I came across this compiler/language issue while working on a callback system. I'm using Visual Studio 2012. If I write:
// Works
template<typename T>
class C
{
};
C<void(int)> a1;
C<void(int, int)> a2;
void Good(C<void(int)>) { }
void Good(C<void(int, int)>) { }
void main()
{
Good(a1);
Good(a2);
}
it compiles cleanly and I verified in the debugger that the correct overloads are being called.
However, if I write:
void Foo(std::function<void(int)> fn) { }
void Foo(std::function<void(int, int)> fn) { } //<--- breaks compilation
void Bar(int a) { }
void main()
{
Foo(Bar);
}
I get the following:
>c:\dev\newtech2\src\game.cpp(389): error C2668: 'Foo' : ambiguous call to overloaded function
> c:\dev\newtech2\src\game.cpp(380): could be 'void Foo(std::function<_Fty>)'
> with
> [
> _Fty=void (int,int)
> ]
> c:\dev\newtech2\src\game.cpp(379): or 'void Foo(std::function<_Fty>)'
> with
> [
> _Fty=void (int)
> ]
> while trying to match the argument list '(overloaded-function)'
The compiler clearly knows that the two functions have different signatures due to the different template parameters, and it was able to distinguish the two in the previous example using my own template class.
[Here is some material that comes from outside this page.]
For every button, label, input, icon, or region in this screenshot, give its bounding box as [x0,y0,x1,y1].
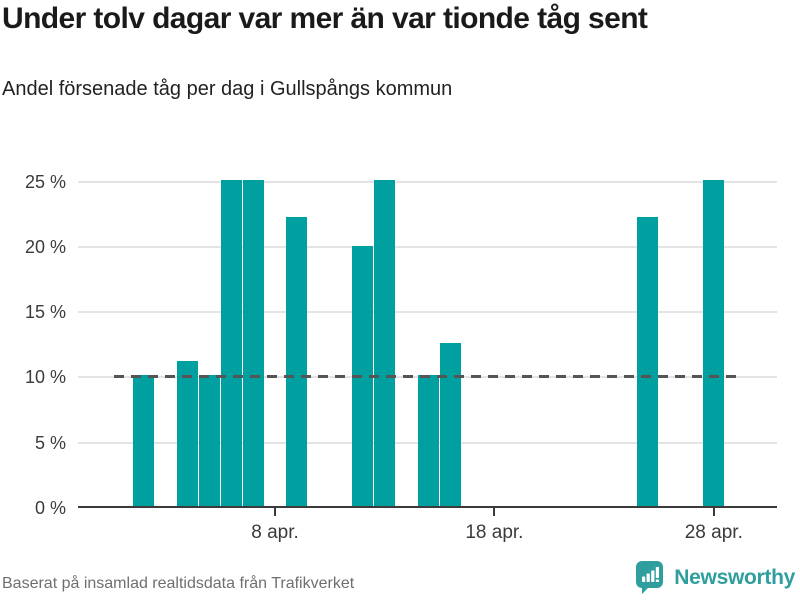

So is this a compiler/STL bug or some limitation in how std::function() works? Not a show-stopper but does limit one type of callback interface I wanted to provide.
答案 0 :(得分:1)
在有效的示例中,参数a1和a2的类型与两个Good重载的相应参数类型完全匹配。这不适用于第二个例子。选定的std::function构造函数是一个函数模板,与您提供的函数签名几乎没有关系。也就是说,在编译器的眼中,(尝试)将Bar转换为std::function<void(int)>并不比将其转换为std::function<void(int, int)>更好,尽管选择第二个最终将最终导致编译器错误(编译器无论如何都无法预见到这一点)。解决这种情况的一种方法是将参数Bar显式地转换为适当的std::function类型,或者自己制作一个方便的转换器包装器来自动执行此过程。